"Israel is America's alcoholic best friend," laughed Ali Abunimah on Friday evening, the co-founder of Electronic Intifada and the culminating speaker of "Palestine Awareness Week." "If your friend is an alcoholic and drinks too many beers, would you give him more beer money and the keys to your BMW?" Regrettably, this type of slander and hateful, empty rhetoric characterized much of "Palestine Awareness Week" - held Feb. 11-15th and sponsored by Students Allied for Freedom and Equality.
On Tuesday, visiting Prof. Neve Gordon gave a sophisticated, insightful analysis of the continued Israeli presence in the West Bank and Gaza. His talk, titled "From Colonization to Separation," clearly outlined the serious struggles of the Palestinian people, and was well supported with evidence. However, Gordon refused to provide the larger context of the Arab-Israeli conflict. When confronted with this difficult topic, Gordon replied "I am not interested in the Arab-Israeli conflict," and further refused to answer any difficult or politically sensitive questions from the audience.
Thursday's topic, "Aspects of Apartheid: South Africa and Israel," was delivered in two parts. One was given by University of Michigan at Dearborn Prof. Hani Bawardi. Bawardi made several excellent points about the difficulties that Palestinians face as a virtuely unrepresented nation governed by people he believes to be occupiers. However, the discussion escaped the realm of rationality once Bawardi made comparisons between Yassir Arafat and Nelson Mandela. Arafat is documented to have embezzled hundreds of millions of dollars of aid from the Palestinians and he ruthlessly oppressed those who opposed his leadership.
Mandela, on the other hand, once wrote, "It was only when all else had failed, when all channels of peaceful protest had been barred to us, that the decision was made to embark on violent forms of political struggle…" Violence was a last resort.
America and the greater international community have often misinterpreted Arafat's words and gestures. As Arafat explained the terms of the 1993 Oslo Accords to the Palestinians, he referred to the Peace Agreement as a "Hudna" - a term sometimes translated to mean a tactical cease-fire that would allow the Arabs to rebuild their infrastructure until the cease-fire was called off.
Comparing Arafat to Mandela is irresponsible and offensive to Mandela's enduring legacy.

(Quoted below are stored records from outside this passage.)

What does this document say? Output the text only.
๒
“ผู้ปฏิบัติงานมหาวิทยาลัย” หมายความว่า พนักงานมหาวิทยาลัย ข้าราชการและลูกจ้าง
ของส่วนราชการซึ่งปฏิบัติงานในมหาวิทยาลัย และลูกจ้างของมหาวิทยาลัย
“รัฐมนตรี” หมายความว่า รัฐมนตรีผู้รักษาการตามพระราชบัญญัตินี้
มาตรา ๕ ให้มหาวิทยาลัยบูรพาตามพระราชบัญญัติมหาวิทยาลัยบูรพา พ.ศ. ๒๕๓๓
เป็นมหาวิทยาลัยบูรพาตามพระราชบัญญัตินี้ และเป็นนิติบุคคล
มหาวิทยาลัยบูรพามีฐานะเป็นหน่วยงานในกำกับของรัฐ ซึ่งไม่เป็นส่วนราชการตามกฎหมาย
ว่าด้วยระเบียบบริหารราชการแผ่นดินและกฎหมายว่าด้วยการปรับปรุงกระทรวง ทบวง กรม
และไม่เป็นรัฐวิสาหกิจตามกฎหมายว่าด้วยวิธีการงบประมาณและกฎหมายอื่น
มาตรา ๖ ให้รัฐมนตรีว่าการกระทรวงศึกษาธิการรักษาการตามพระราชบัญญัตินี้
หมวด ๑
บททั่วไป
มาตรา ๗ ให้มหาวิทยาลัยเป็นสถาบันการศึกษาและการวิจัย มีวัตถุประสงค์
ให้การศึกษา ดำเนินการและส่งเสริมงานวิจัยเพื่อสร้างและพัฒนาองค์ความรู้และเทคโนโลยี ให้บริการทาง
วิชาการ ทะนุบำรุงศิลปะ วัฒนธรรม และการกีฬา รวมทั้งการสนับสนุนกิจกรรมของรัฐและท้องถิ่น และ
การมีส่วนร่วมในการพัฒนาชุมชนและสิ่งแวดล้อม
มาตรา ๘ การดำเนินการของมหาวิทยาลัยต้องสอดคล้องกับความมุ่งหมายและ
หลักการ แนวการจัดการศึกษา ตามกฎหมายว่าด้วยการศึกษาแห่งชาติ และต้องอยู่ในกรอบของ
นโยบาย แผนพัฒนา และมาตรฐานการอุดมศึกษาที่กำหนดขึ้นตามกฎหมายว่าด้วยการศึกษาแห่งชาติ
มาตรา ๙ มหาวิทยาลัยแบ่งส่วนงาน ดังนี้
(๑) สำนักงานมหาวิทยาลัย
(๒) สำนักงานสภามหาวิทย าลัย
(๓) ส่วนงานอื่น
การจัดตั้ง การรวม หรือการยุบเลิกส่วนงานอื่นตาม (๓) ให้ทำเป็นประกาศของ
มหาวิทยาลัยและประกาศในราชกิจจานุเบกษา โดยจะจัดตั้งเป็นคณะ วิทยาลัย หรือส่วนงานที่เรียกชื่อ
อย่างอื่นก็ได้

Bawardi's lecture was riddled with other inaccuracies. He claimed that Israeli Defense Force handbooks read, "Better to leave a non-Jew to die, rather than help them," and he cited the Old Testament as saying that "Palestinians are impure." Not only are these statements absurd and offensive, they are untrue.
At the end of Thomas Abowd's speech this past Monday, titled, "Introducing Palestine" a student asked the following question: "Mr. Abowd, would you consider the situation in the West Bank and Gaza to be a genocide?" Abowd smirked and glared back at the student, recognizing him as a member of the pro-Israel community. "No," he responded, "Why don't you go to tell Daniel Pipes that one" and then, as the crowd chuckled he added, "and while you're at it, how about letting your buddy (Alan) Dershowitz know too." The audience erupted in laughter. The speaker used scare tactics to intimidate and to alienate the student and to negate the importance of his question. Is this how we should expect to be received at future SAFE events?
As non-SAFE members, we felt wholly unwelcome during each presentation. We recognize that this is not a one-sided issue, and we feel an obligation to learn what different views have to offer. We respect the attention given to valid, relevant and factually sound descriptions of Palestinian life, and we believe that it is important for students to hear these messages. Unfortunately, SAFE denied University students this opportunity: Instead it opted to structure its awareness week around attacking Zionism and the State of Israel.
"Palestine Awareness Week" possessed great potential to spread awareness about the Palestinian people, about their daily struggles in the West Bank and Gaza and about their rich history and culture. It had potential to educate students and to expand the horizon of awareness about the Palestinian people - to draw in students to an issue that has proven difficult to understand.
However, SAFE's mission has become increasingly ambiguous. Does SAFE advocate a two-state solution? A unified, single secular Palestinian state? A Muslim state? Is SAFE supportive of Palestinian leadership as it proceeds in negotiations with Israel?
We believe the best chance for peace in the Middle East involves a safe and secure independent state of Israel living alongside a safe and secure independent state of Palestine. SAFE, will you join us in furthering this vision?
Ari Parritz is an LSA junior and president of Alpha Epsilon Pi fraternity. Ben Kaminsky is an LSA freshman and a member of the Israel IDEA governing core. Eitan Ingall is an LSA sophomore and president of the Israel IDEA.